Es gibt einen großen Unterschied zwischen Inflation, die nur vorübergehend ist, was die Rate der Veränderung betrifft, und einer Inflation, die in absoluten Zahlen wirklich vorübergehend ist.

Eine Inflation, die in absoluten Zahlen wirklich vorübergehend ist, zeichnet sich dadurch aus, dass viele Preise aufgrund eines vorübergehenden Angebotsschocks steigen und dann wieder nach unten triften, wenn der Angebotsschock vorbei ist.

Anders verhält es sich bei einer Inflation, die in Bezug auf die Rate der Veränderung vorübergehend ist. In diesem Fall steigen zunächst viele Preise schnell an und stagnieren dann wieder. Sie kommen aber nicht mehr zum Ausgangspunkt zurück. Stattdessen durchlaufen sie eine permanente schrittweise Erhöhung des Preisniveaus und erreichen ein neues Gleichgewicht auf einem höheren Niveau.

Tatsächlich war jeder Inflationsanstieg vorübergehend. Allerdings blieben nach jedem Inflationsanstieg die Preise auf diesem dauerhaft höheren Plateau. Mit anderen Worten, die Inflation war vorübergehend in Bezug auf die Veränderungsraten, aber nicht in absoluten Maßstäben.
Der aktuelle Inflationsschub, den wir im laufenden Jahr 2021 erleben, wird als durch Angebotsschocks verursacht abgetan. Aber natürlich sind alle inflationären Ereignisse mit Versorgungsschocks verbunden. Das ist einer der inhärenten Katalysatoren dafür, warum Inflation immer wieder entsteht.

Es bleibt abzuwarten, inwieweit Lohnerhöhungen, der sich verschärfende Energiemarkt, anhaltende Probleme in den Lieferketten und US-Infrastrukturimpulse bis 2022 auf die Inflation wirken werden.
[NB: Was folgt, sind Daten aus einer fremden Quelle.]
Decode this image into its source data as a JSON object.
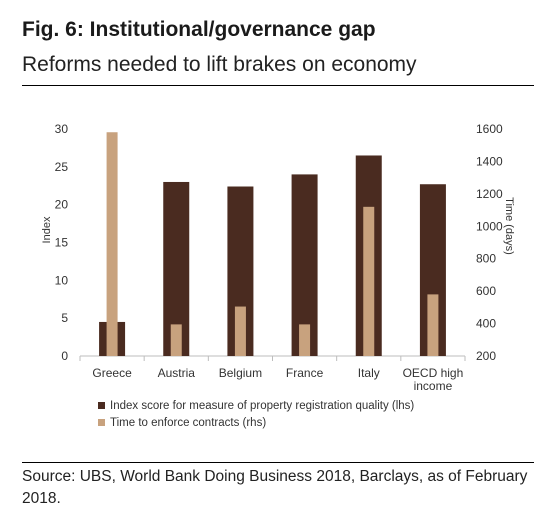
{
  "header": {
    "title": "Fig. 6: Institutional/governance gap",
    "subtitle": "Reforms needed to lift brakes on economy"
  },
  "footer": {
    "source": "Source: UBS, World Bank Doing Business 2018, Barclays, as of February 2018."
  },
  "chart_data": {
    "type": "bar",
    "title": "",
    "categories": [
      [
        "Greece"
      ],
      [
        "Austria"
      ],
      [
        "Belgium"
      ],
      [
        "France"
      ],
      [
        "Italy"
      ],
      [
        "OECD high",
        "income"
      ]
    ],
    "ylabel_left": "Index",
    "ylabel_right": "Time (days)",
    "ylim_left": [
      0,
      30
    ],
    "ylim_right": [
      200,
      1600
    ],
    "yticks_left": [
      0,
      5,
      10,
      15,
      20,
      25,
      30
    ],
    "yticks_right": [
      200,
      400,
      600,
      800,
      1000,
      1200,
      1400,
      1600
    ],
    "grid": false,
    "legend_position": "bottom",
    "series": [
      {
        "name": "Index score for measure of property registration quality (lhs)",
        "axis": "left",
        "color": "#4a2b20",
        "values": [
          4.5,
          23.0,
          22.4,
          24.0,
          26.5,
          22.7
        ]
      },
      {
        "name": "Time to enforce contracts (rhs)",
        "axis": "right",
        "color": "#c8a27e",
        "values": [
          1580,
          395,
          505,
          395,
          1120,
          580
        ]
      }
    ]
  }
}
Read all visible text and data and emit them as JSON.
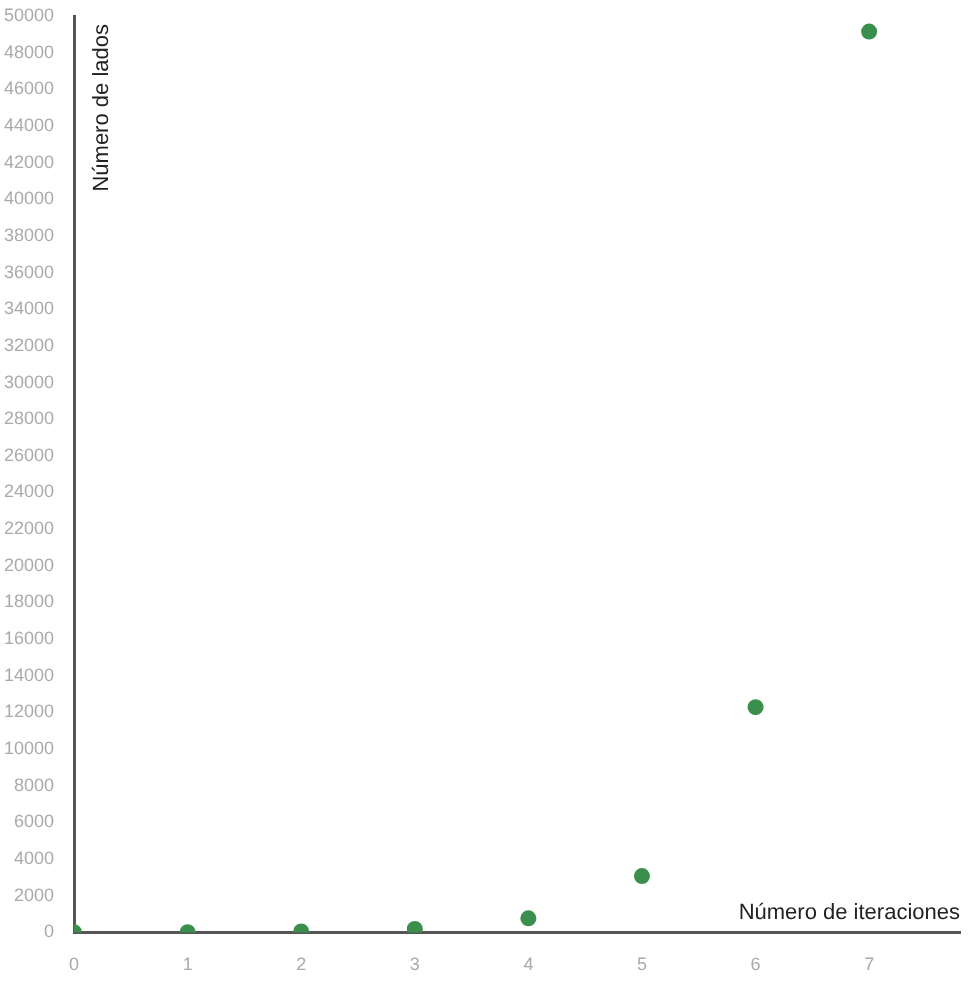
{
  "chart_data": {
    "type": "scatter",
    "xlabel": "Número de iteraciones",
    "ylabel": "Número de lados",
    "x": [
      0,
      1,
      2,
      3,
      4,
      5,
      6,
      7
    ],
    "series": [
      {
        "color": "#3a8f4c",
        "values": [
          3,
          12,
          48,
          192,
          768,
          3072,
          12288,
          49152
        ]
      }
    ],
    "xlim": [
      0,
      7.8
    ],
    "xticks": [
      0,
      1,
      2,
      3,
      4,
      5,
      6,
      7
    ],
    "ylim": [
      0,
      50000
    ],
    "yticks": [
      0,
      2000,
      4000,
      6000,
      8000,
      10000,
      12000,
      14000,
      16000,
      18000,
      20000,
      22000,
      24000,
      26000,
      28000,
      30000,
      32000,
      34000,
      36000,
      38000,
      40000,
      42000,
      44000,
      46000,
      48000,
      50000
    ],
    "grid": false,
    "legend": false,
    "marker": "circle"
  }
}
Das Thema Geldentwertung wird in den kommenden Monaten weiterhin dicke Schlagzeilen schreiben, doch es wird noch für längere Zeit schwierig sein, zwischen temporären und permanenten inflationären Effekten zu unterscheiden. Wir haben dennoch in unseren früheren Publikationen schon oft unsere Meinung zum Ausdruck gebracht, dass die 2020er Jahre von einem inflationären Umfeld geprägt sein werden. Wir erwarten allerdings keine geradlinige Entwicklung. Politische und wirtschaftliche Indikatoren müssen weiterhin sorgsam beobachten müssen.

In diesem Zusammenhang versprechen die kommenden zwei Wochen Spannung, denn am 10. Juni werden in den USA die Daten zur Konsumpreisinflation für den Mai publiziert – sie werden angesichts des Basiseffekts hoch ausfallen –, und am 15. und 16. Juni tagt der Offenmarktausschuss der FED.

Inflationsschutz in der Anlagestrategie

In diesem Umfeld bleiben Sachwerte erste Wahl, wie wir in den vergangenen Monaten detailliert beschrieben haben. Neben Rohstoffen, Edelmetallen und Immobilien dürften Aktienanlagen weiterhin gesucht bleiben. Die Weltwirtschaft steht erst am Beginn eines Booms. Angetrieben wird die Erholung – neben den Erfolgen im Kampf gegen die Coronavirus-Pandemie –insbesondere von der weiterhin lockeren Geldpolitik. Mit Blick voraus dürften die Notenbanken aber in ferner Zukunft durchaus restriktiver werden, womit weiterer Aufwärtsdruck auf die Anleiherenditen verbunden ist. Für die Aktienmärkte ist dagegen vor allem der konjunkturelle Rückenwind entscheidend. Sie sollten daher im Jahresverlauf auf weitere Rekordstände zusteuern.

Die Aufholbewegung vernachlässigter Branchen setzte sich im Mai fort. Energie-, Finanz- und Rohstoffwerte führten die Performanceranglisten an, während Technologieaktien und Unternehmen aus defensiven Branchen wie Versorger und Telekommunikation weiter an Boden verloren. Zyklische Sektoren dürften auch weiterhin überproportional von der Beschleunigung des globalen Wachstums profitieren.